Calliope stopped at the window, peering down at the darkened street. It was quiet now, a calm lull between the bustle of the day and the flow of evening partygoers. She should feel calm, too. There was surely no need for nervousness. She had played hostess for her father since her mother died, and while they certainly did not entertain as much as they once did, she could manage a small card party.
Perhaps it was not the party itself, but the guest list. Or one guest in particular.
Cameron de Vere was coming to the party tonight. And, what was more, he was going to help her in her schemes to save the Alabaster Goddess. Of course, she didn’t yet know what the scheme would be, but surely with his help things would soon be figured out. He disliked the duke as much as she did. He wanted to see Artemis safe.

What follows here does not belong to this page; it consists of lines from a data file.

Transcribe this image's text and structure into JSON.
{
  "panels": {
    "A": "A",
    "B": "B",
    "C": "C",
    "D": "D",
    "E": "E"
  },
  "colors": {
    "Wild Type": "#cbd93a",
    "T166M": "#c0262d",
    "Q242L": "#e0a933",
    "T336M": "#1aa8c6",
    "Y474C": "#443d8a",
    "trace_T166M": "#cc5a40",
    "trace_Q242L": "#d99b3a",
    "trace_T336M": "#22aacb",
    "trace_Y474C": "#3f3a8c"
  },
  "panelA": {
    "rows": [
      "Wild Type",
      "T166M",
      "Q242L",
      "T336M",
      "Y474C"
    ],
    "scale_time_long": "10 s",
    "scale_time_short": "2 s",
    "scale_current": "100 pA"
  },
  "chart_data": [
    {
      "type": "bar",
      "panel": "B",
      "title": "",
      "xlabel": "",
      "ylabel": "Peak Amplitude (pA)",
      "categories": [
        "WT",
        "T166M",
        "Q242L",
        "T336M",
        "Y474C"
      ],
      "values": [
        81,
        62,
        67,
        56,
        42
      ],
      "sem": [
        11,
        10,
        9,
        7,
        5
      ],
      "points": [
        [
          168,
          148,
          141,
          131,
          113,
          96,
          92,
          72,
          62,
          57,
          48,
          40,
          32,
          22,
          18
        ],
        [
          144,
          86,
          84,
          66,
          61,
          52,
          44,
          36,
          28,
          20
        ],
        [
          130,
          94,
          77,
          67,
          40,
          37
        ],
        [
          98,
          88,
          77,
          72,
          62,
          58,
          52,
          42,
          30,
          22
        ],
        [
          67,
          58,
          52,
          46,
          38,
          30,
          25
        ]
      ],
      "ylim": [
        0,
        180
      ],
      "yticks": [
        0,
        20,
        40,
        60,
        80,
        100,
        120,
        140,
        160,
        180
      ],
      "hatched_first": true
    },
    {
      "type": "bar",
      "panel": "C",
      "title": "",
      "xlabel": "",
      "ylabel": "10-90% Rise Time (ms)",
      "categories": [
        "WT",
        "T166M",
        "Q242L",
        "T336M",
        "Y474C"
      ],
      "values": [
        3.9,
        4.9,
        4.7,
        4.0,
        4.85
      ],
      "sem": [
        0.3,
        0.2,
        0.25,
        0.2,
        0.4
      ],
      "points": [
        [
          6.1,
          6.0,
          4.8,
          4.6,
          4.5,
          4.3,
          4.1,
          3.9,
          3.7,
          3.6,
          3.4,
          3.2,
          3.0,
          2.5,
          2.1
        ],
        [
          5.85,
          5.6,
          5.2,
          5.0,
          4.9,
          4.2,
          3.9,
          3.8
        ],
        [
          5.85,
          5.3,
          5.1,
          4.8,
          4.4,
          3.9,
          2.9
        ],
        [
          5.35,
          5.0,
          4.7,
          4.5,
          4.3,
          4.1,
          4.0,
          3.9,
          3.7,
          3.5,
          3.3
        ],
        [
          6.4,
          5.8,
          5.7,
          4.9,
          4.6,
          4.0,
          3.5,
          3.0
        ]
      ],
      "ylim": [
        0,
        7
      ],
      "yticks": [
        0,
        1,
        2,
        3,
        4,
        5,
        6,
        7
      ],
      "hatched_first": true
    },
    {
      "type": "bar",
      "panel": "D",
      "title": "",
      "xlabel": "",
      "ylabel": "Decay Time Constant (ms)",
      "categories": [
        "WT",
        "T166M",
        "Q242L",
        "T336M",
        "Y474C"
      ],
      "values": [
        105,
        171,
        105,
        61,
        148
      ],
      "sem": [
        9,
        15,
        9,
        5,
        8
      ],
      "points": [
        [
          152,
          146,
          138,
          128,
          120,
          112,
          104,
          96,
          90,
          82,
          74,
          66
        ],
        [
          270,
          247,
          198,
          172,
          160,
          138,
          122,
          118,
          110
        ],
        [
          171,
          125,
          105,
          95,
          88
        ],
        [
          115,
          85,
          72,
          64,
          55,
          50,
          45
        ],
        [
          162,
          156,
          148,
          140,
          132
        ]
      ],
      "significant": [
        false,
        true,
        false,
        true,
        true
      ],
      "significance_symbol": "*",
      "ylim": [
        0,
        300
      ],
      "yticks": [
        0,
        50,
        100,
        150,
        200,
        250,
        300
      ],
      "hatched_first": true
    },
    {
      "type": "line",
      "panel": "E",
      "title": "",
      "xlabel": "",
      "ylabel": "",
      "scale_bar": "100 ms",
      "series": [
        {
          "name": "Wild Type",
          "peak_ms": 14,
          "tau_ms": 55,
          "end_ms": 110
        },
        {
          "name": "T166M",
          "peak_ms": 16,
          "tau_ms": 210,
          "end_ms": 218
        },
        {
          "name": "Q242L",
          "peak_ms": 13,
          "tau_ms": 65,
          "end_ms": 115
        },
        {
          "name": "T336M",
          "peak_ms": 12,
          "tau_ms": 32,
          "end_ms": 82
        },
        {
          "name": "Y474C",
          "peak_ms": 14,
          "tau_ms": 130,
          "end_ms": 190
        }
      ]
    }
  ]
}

A lone carriage rattled down the street, a phaeton hurrying homeward. It was not bright yellow, yet for a moment she remembered staring down from here to see Cameron’s equipage in that very spot, his laughing face turned towards the sun, hair tossed in the breeze. Free. He was always so very free, so careless of what others thought of him. So secure in who he was.
How she envied that.
Calliope sighed, and drew the curtains closed. Free or not, she had a job to do and not much time to do it. She was wasting precious minutes, reflecting on Cameron’s handsome face, his self-confident ways. She just couldn’t seem to help it, though! Thoughts of him crept up on her at the oddest moments. Perhaps she was infected by Lotty’s novel-reading habits, after all.
But then, maybe in a situation like this—stolen antiquities, wicked dukes, mysterious thieves—horrid novels could be more help than Plato or Aristotle. Too bad those novel heroines always seemed to be such fainting cabbage-heads.
“Calliope? Are you not dressed yet?” she heard her father say. She turned to find him in the doorway, leaning on the walking stick he seemed to employ more and more these days. He glanced around with a puzzled air, as if surprised to find himself in his own quiet drawing room, and not the bustling Athenian agora of his studies.